2. Profiling the program
We’ve set everything up and we’re ready to test everything. First, let’s run
the python program. We need to add --cap-add sys_ptrace, because by default
Docker images do not have the SYS_PTRACE capability. And this is because
Docker is restricting the process_vm_readv system call that py-spy uses to
directly read the memory of the Python program.
# docker
$ docker run --cap-add sys_ptrace -t app --name py-app
# docker-compose
$ docker-compose up app
Now, before we’re able to use the py-spy program, we need to get the PID of
the Python program that is running in the container. We will be using the PID
of the program, and py-spy is going to sample from it.
# docker
$ docker inspect --format '{{.State.Pid}}' py-app
26982
# docker-compose
$ docker inspect --format '{{.State.Pid}}' profile-python-docker_app_1
26982
Now, that we’ve got the PID we will be using it with py-spy to profile
our Python application. Now that we’re using the PID of the running program
in the Docker container. We need the py-spy container to be able to use
this PID inside it’s container. So we to use the host’s PID namespace
inside this container, and we do that by adding the flag --pid=host to
the run command. Additionally, we need to add the --privileged flag,
so that it allows the container the same access to the host as processes
running outside containers on the host.
# docker: change $(pwd) where you want the profiles to be saved
$ docker run \
--pid=host \
--privileged \
-v $(pwd):/profiles \
-it pyspy record -o myprofile.svg --pid 26982
# docker-compose
$ docker-compose run pyspy record -o myprofile.svg --pid 26982
You can now open the myprofile.svg file with a browser and look at the
flamegraph that was created, and you’ll be able to interpret the results.

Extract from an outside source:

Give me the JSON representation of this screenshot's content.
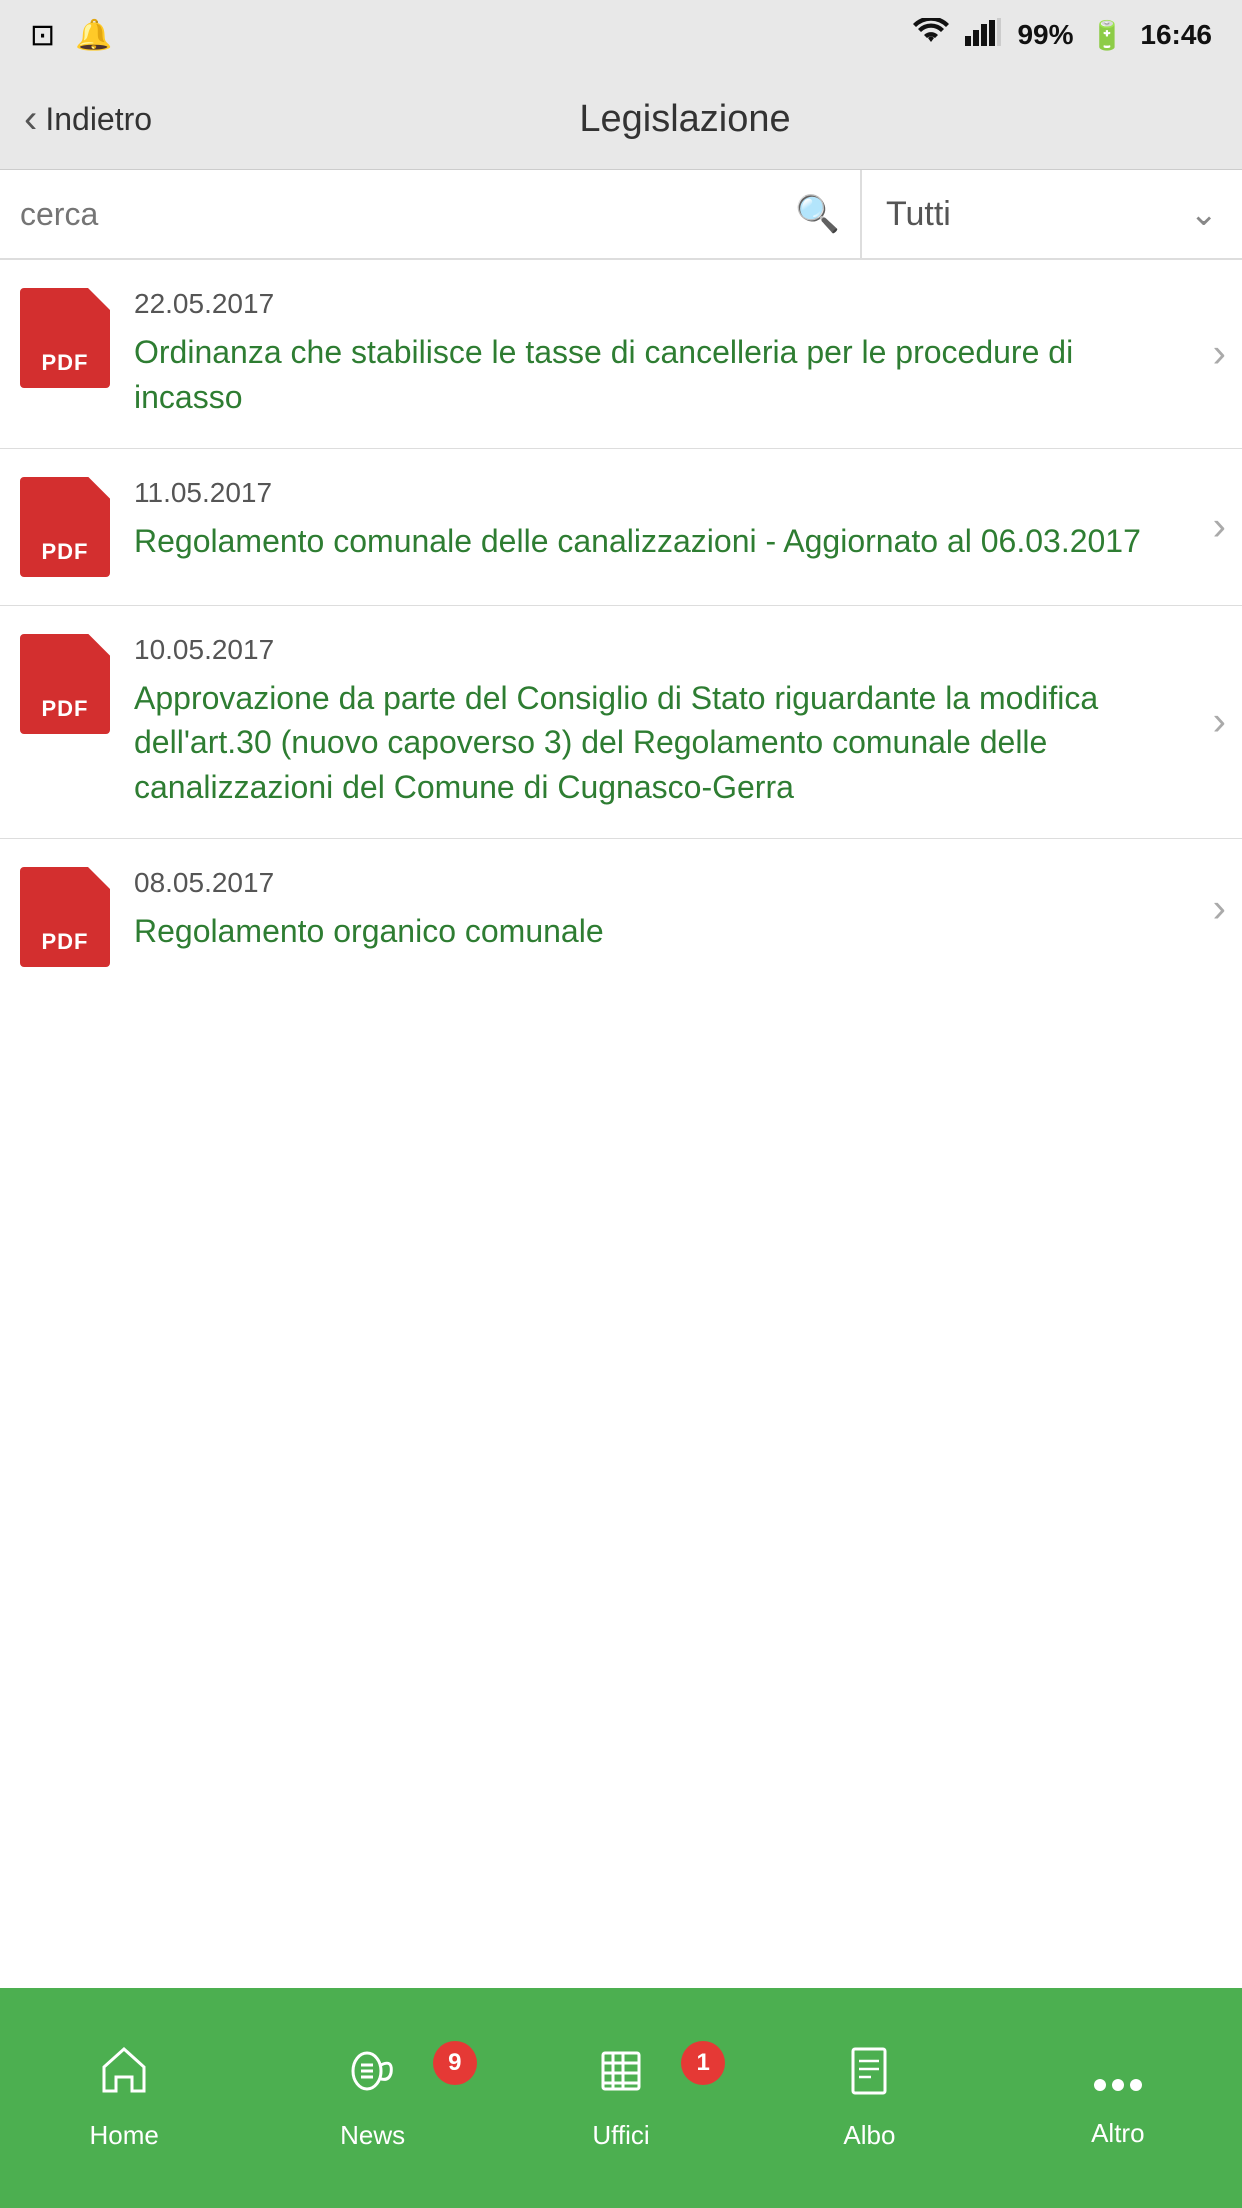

The horizontal axis represents the total number of samples collected. So the larger the area, the more time has been spent executing the associated function. The vertical axis represents the depth of the call stack. So the higher the peak, the deeper the call stack. Colors don’t represent anything specific; they’re just there to make a visual contrast. (source)
A cool feature of py-spy is that we can also create our profiles in the
speedscope and inspect it with the online tool.
Add the --format speedscope flag to the command and you’ll be able to import
the profile in the speedscope format.
Conclusion
Now, you’ve got a basic setup to profile your Python applications in a Docker
container. So, be sure to read up on all the features and options of
py-spy so that you can fully utilize it
and, profile your Python applications in Docker containers.